River temperatures are said to have been one of the contributing factors to last summer’s warm weather, Nebraska’s hottest and driest year on record in a decade (2012) and last year’s drought. His fourth dry.
National researchers at the University of Nebraska Medical Center have found a link between drought and suicide that may be associated with increased deaths in the state.
Those effects of drought are more hidden than parched fields and reduced agricultural production. So is the mental health struggle of rural Nebraskans whose livelihoods depend on the weather.
All of that and more, like climate change bringing invasive new plants to Nebraska, is evidence that supports the World Health Organization’s view that climate change is the greatest health threat facing humanity — and climate change and its impacts are no small feat. A theoretical problem that appears in half a century.
“This is not a future issue,” Scott Holmes, manager of the Lincoln-Lancaster County Health Department’s local public health division, said in a news release Sunday. “This is today’s issue.”
Holmes and his colleagues at the health department and city government are looking for new ways to monitor the health effects of climate change and are addressing the issue under the city’s Climate Action Plan.

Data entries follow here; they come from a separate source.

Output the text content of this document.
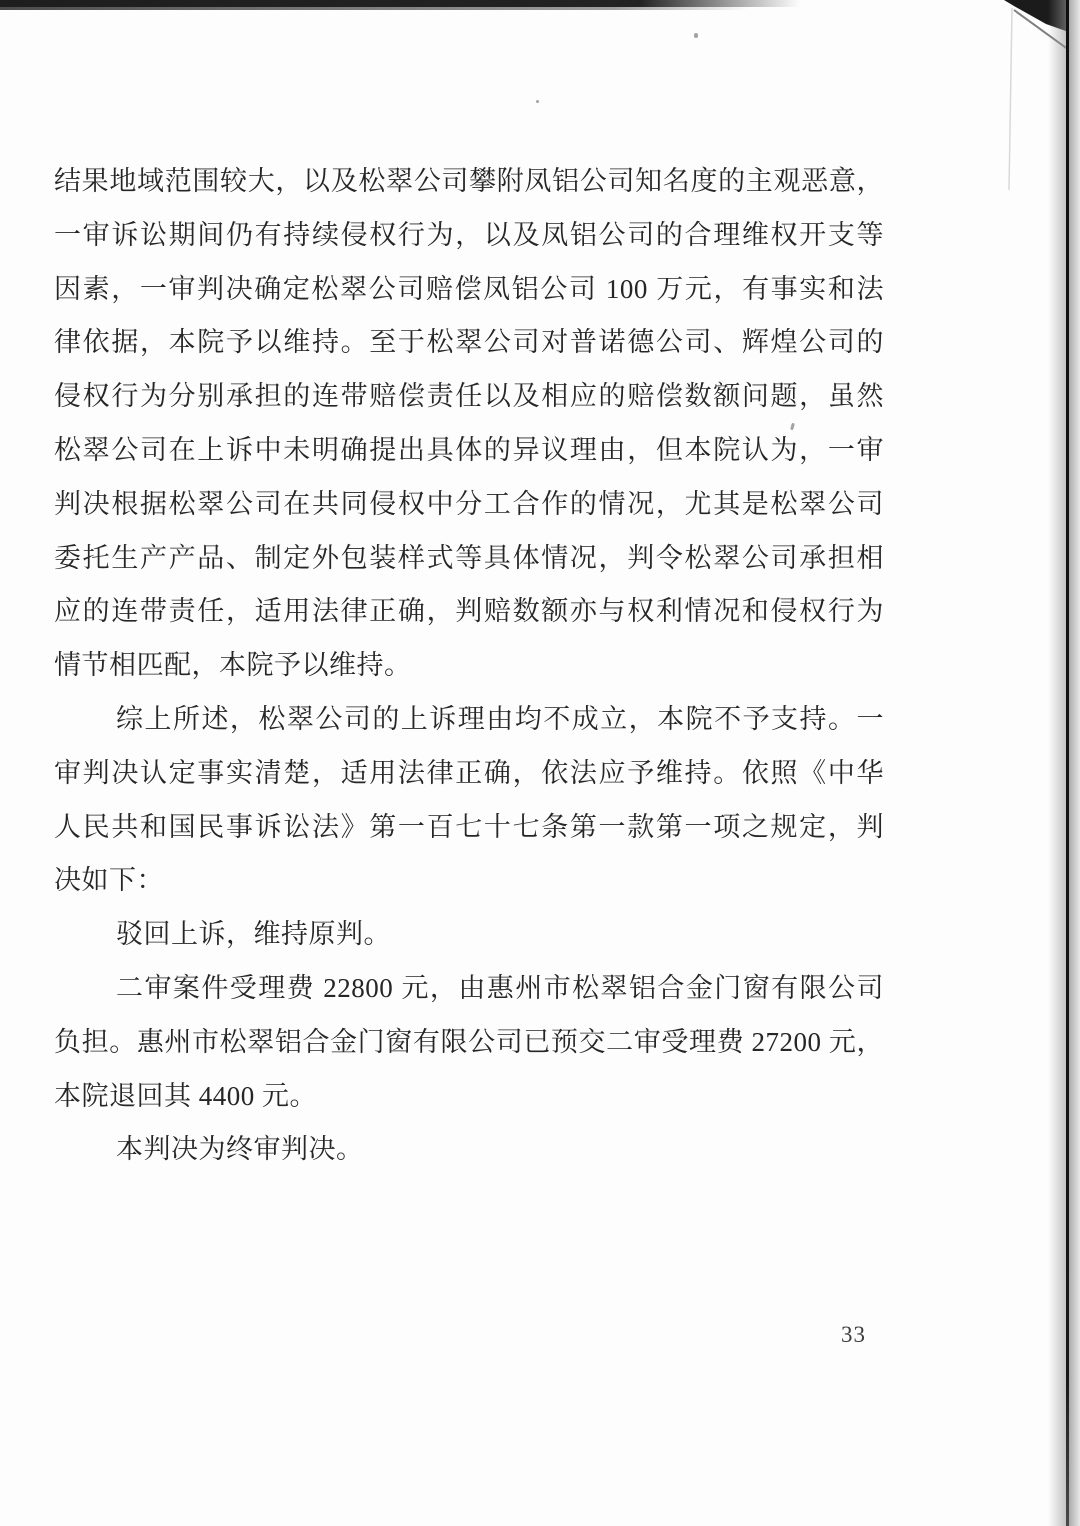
结果地域范围较大，以及松翠公司攀附凤铝公司知名度的主观恶意，
一审诉讼期间仍有持续侵权行为，以及凤铝公司的合理维权开支等
因素，一审判决确定松翠公司赔偿凤铝公司 100 万元，有事实和法
律依据，本院予以维持。至于松翠公司对普诺德公司、辉煌公司的
侵权行为分别承担的连带赔偿责任以及相应的赔偿数额问题，虽然
松翠公司在上诉中未明确提出具体的异议理由，但本院认为，一审
判决根据松翠公司在共同侵权中分工合作的情况，尤其是松翠公司
委托生产产品、制定外包装样式等具体情况，判令松翠公司承担相
应的连带责任，适用法律正确，判赔数额亦与权利情况和侵权行为
情节相匹配，本院予以维持。
综上所述，松翠公司的上诉理由均不成立，本院不予支持。一
审判决认定事实清楚，适用法律正确，依法应予维持。依照《中华
人民共和国民事诉讼法》第一百七十七条第一款第一项之规定，判
决如下：
驳回上诉，维持原判。
二审案件受理费 22800 元，由惠州市松翠铝合金门窗有限公司
负担。惠州市松翠铝合金门窗有限公司已预交二审受理费 27200 元，
本院退回其 4400 元。
本判决为终审判决。
33
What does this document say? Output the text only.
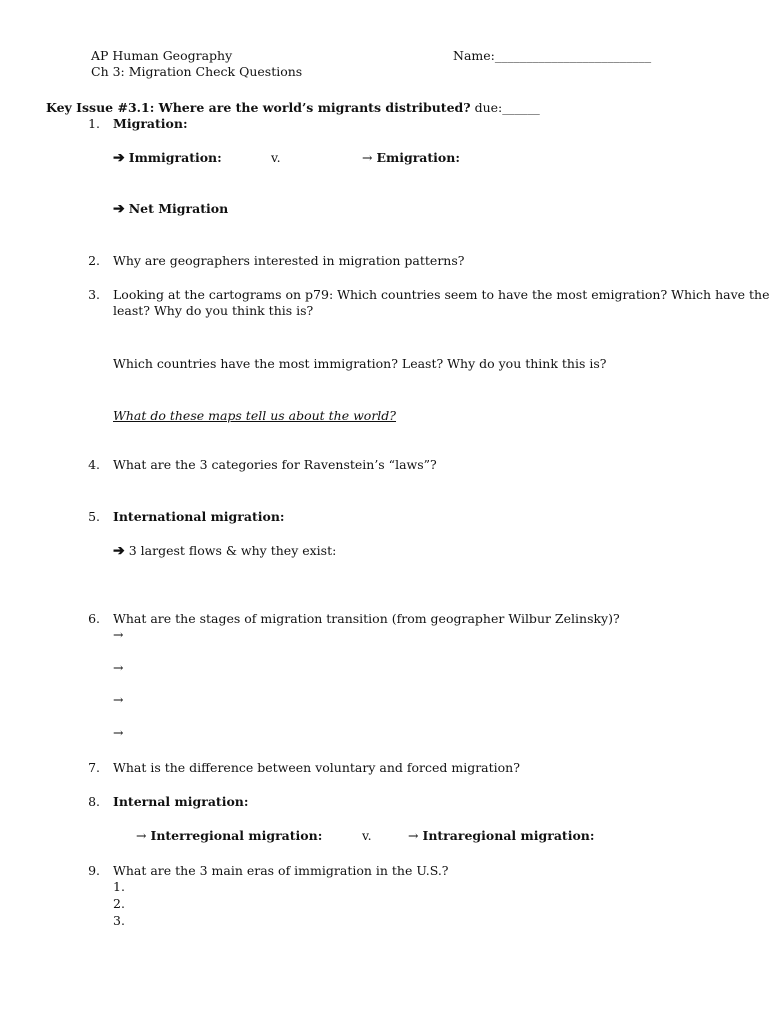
AP Human Geography
Ch 3: Migration Check Questions
Name:_________________________
Key Issue #3.1: Where are the world’s migrants distributed? due:______
1. Migration:
➔ Immigration:	v.	→ Emigration:
➔ Net Migration
2. Why are geographers interested in migration patterns?
3. Looking at the cartograms on p79: Which countries seem to have the most emigration? Which have the
least? Why do you think this is?
Which countries have the most immigration? Least? Why do you think this is?
What do these maps tell us about the world?
4. What are the 3 categories for Ravenstein’s “laws”?
5. International migration:
➔ 3 largest flows & why they exist:
6. What are the stages of migration transition (from geographer Wilbur Zelinsky)?
→
→
→
→
7. What is the difference between voluntary and forced migration?
8. Internal migration:
→ Interregional migration:	v.	→ Intraregional migration:
9. What are the 3 main eras of immigration in the U.S.?
1.
2.
3.
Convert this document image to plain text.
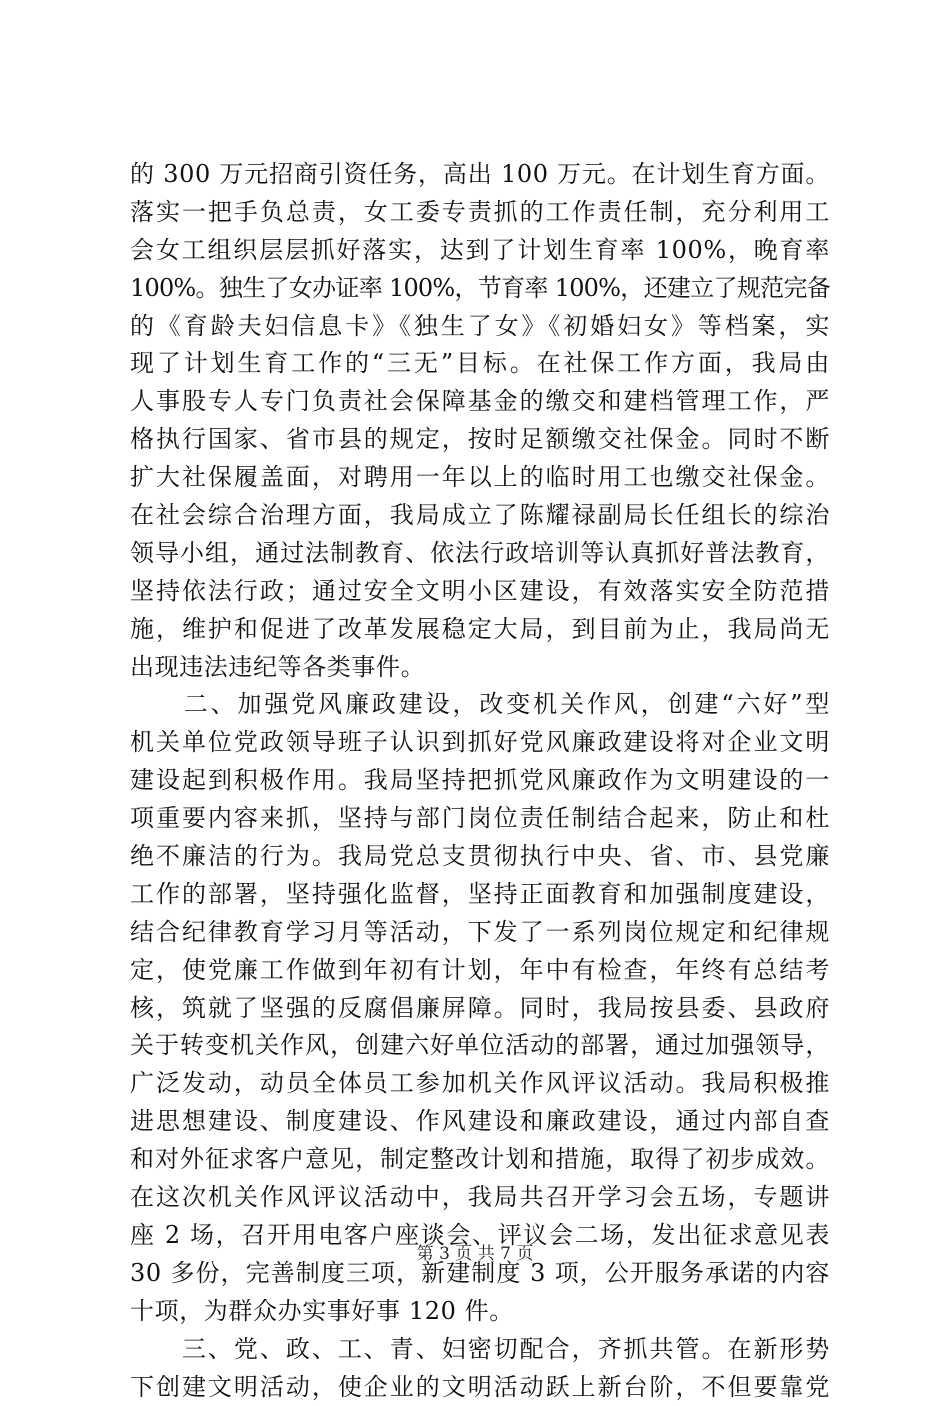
的 300 万元招商引资任务，高出 100 万元。在计划生育方面。
落实一把手负总责，女工委专责抓的工作责任制，充分利用工
会女工组织层层抓好落实，达到了计划生育率 100%，晚育率
100%。独生了女办证率 100%，节育率 100%，还建立了规范完备
的《育龄夫妇信息卡》《独生了女》《初婚妇女》等档案，实
现了计划生育工作的“三无”目标。在社保工作方面，我局由
人事股专人专门负责社会保障基金的缴交和建档管理工作，严
格执行国家、省市县的规定，按时足额缴交社保金。同时不断
扩大社保履盖面，对聘用一年以上的临时用工也缴交社保金。
在社会综合治理方面，我局成立了陈耀禄副局长任组长的综治
领导小组，通过法制教育、依法行政培训等认真抓好普法教育，
坚持依法行政；通过安全文明小区建设，有效落实安全防范措
施，维护和促进了改革发展稳定大局，到目前为止，我局尚无
出现违法违纪等各类事件。
　　二、加强党风廉政建设，改变机关作风，创建“六好”型
机关单位党政领导班子认识到抓好党风廉政建设将对企业文明
建设起到积极作用。我局坚持把抓党风廉政作为文明建设的一
项重要内容来抓，坚持与部门岗位责任制结合起来，防止和杜
绝不廉洁的行为。我局党总支贯彻执行中央、省、市、县党廉
工作的部署，坚持强化监督，坚持正面教育和加强制度建设，
结合纪律教育学习月等活动，下发了一系列岗位规定和纪律规
定，使党廉工作做到年初有计划，年中有检查，年终有总结考
核，筑就了坚强的反腐倡廉屏障。同时，我局按县委、县政府
关于转变机关作风，创建六好单位活动的部署，通过加强领导，
广泛发动，动员全体员工参加机关作风评议活动。我局积极推
进思想建设、制度建设、作风建设和廉政建设，通过内部自查
和对外征求客户意见，制定整改计划和措施，取得了初步成效。
在这次机关作风评议活动中，我局共召开学习会五场，专题讲
座 2 场，召开用电客户座谈会、评议会二场，发出征求意见表
30 多份，完善制度三项，新建制度 3 项，公开服务承诺的内容
十项，为群众办实事好事 120 件。
　　三、党、政、工、青、妇密切配合，齐抓共管。在新形势
下创建文明活动，使企业的文明活动跃上新台阶，不但要靠党
第 3 页 共 7 页
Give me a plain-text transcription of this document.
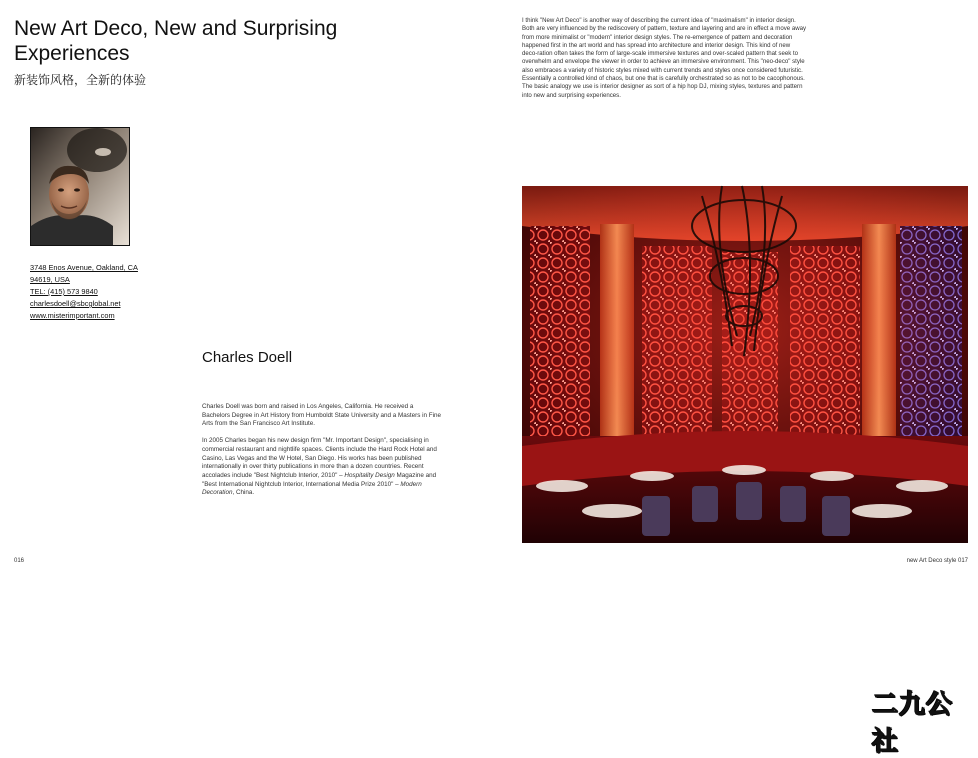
New Art Deco, New and Surprising Experiences

新装饰风格，全新的体验

3748 Enos Avenue, Oakland, CA
94619, USA
TEL: (415) 573 9840
charlesdoell@sbcglobal.net
www.misterimportant.com
Charles Doell

Charles Doell was born and raised in Los Angeles, California. He received a Bachelors Degree in Art History from Humboldt State University and a Masters in Fine Arts from the San Francisco Art Institute.

In 2005 Charles began his new design firm "Mr. Important Design", specialising in commercial restaurant and nightlife spaces. Clients include the Hard Rock Hotel and Casino, Las Vegas and the W Hotel, San Diego. His works has been published internationally in over thirty publications in more than a dozen countries. Recent accolades include "Best Nightclub Interior, 2010" – Hospitality Design Magazine and "Best International Nightclub Interior, International Media Prize 2010" – Modern Decoration, China.

016

I think "New Art Deco" is another way of describing the current idea of "maximalism" in interior design. Both are very influenced by the rediscovery of pattern, texture and layering and are in effect a move away from more minimalist or "modern" interior design styles. The re-emergence of pattern and decoration happened first in the art world and has spread into architecture and interior design. This kind of new deco-ration often takes the form of large-scale immersive textures and over-scaled pattern that seek to overwhelm and envelope the viewer in order to achieve an immersive environment. This "neo-deco" style also embraces a variety of historic styles mixed with current trends and styles once considered futuristic. Essentially a controlled kind of chaos, but one that is carefully orchestrated so as not to be cacophonous. The basic analogy we use is interior designer as sort of a hip hop DJ, mixing styles, textures and pattern into new and surprising experiences.

二九公社
new Art Deco style 017
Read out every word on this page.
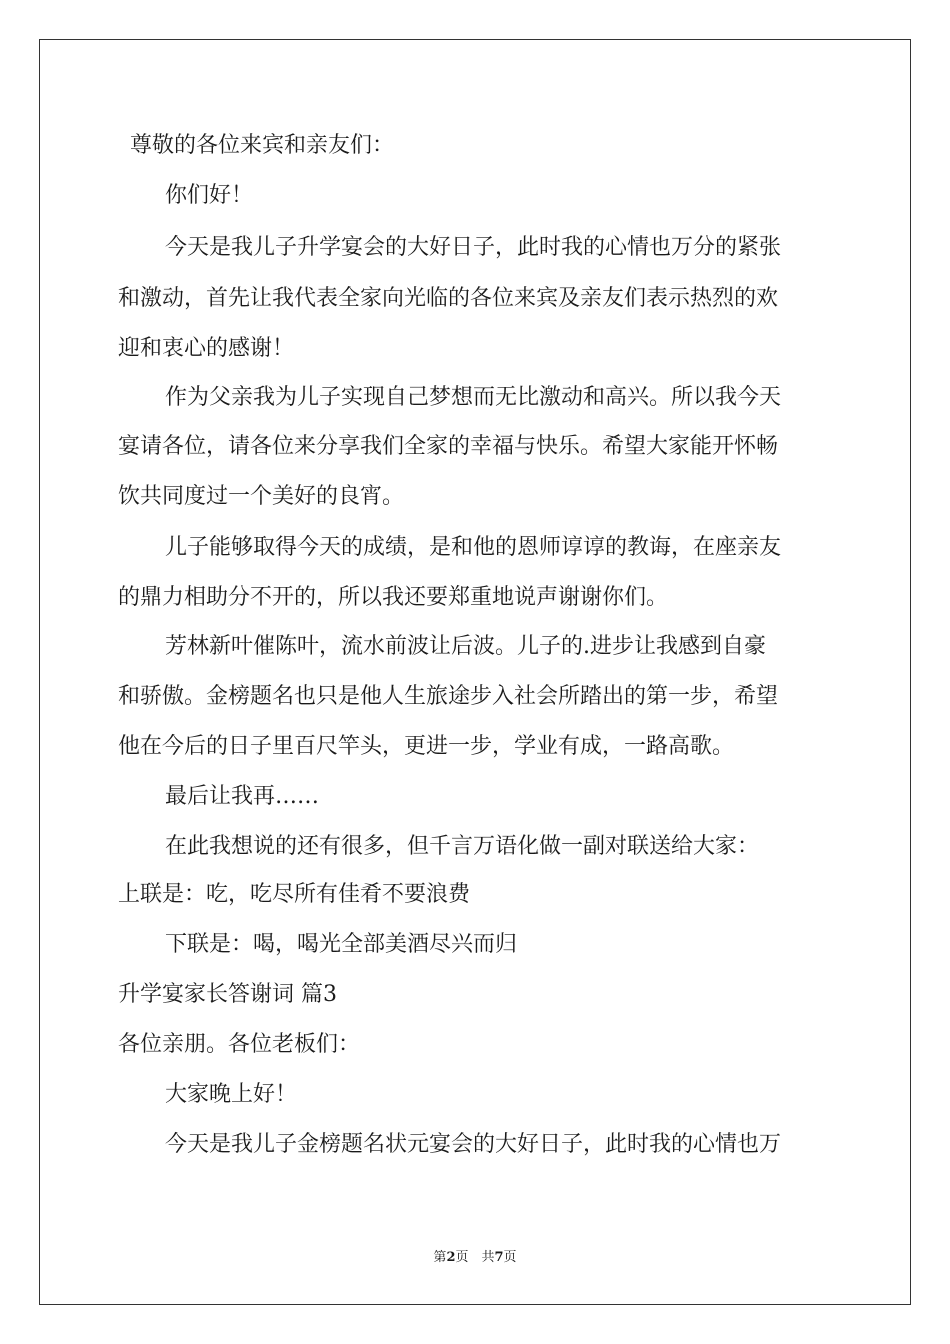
尊敬的各位来宾和亲友们：
你们好！
今天是我儿子升学宴会的大好日子，此时我的心情也万分的紧张
和激动，首先让我代表全家向光临的各位来宾及亲友们表示热烈的欢
迎和衷心的感谢！
作为父亲我为儿子实现自己梦想而无比激动和高兴。所以我今天
宴请各位，请各位来分享我们全家的幸福与快乐。希望大家能开怀畅
饮共同度过一个美好的良宵。
儿子能够取得今天的成绩，是和他的恩师谆谆的教诲，在座亲友
的鼎力相助分不开的，所以我还要郑重地说声谢谢你们。
芳林新叶催陈叶，流水前波让后波。儿子的.进步让我感到自豪
和骄傲。金榜题名也只是他人生旅途步入社会所踏出的第一步，希望
他在今后的日子里百尺竿头，更进一步，学业有成，一路高歌。
最后让我再……
在此我想说的还有很多，但千言万语化做一副对联送给大家：
上联是：吃，吃尽所有佳肴不要浪费
下联是：喝，喝光全部美酒尽兴而归
升学宴家长答谢词 篇3
各位亲朋。各位老板们：
大家晚上好！
今天是我儿子金榜题名状元宴会的大好日子，此时我的心情也万
第2页　共7页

That effort puts Lincoln first in the state. The process of developing the Omaha Climate Action Plan is just getting started. Because many Nebraskans oppose efforts to address climate change and the climate “cycle” is moving toward “normal,” the state does not have a plan, nor has it begun efforts to develop one.
That’s unfortunate. Beyond that, it’s important to work in Lincoln to allow the state to understand what’s happening with climate change and mitigate its effects.
That work should include additional monitoring for diseases, mosquitoes, toxic algae in lakes and ponds. Educate health care providers and occupationally at-risk populations and strengthen preparedness among public health systems and health facilities.
The degree to which we can reverse climate change remains to be seen, but we can better arm ourselves to ensure our safety.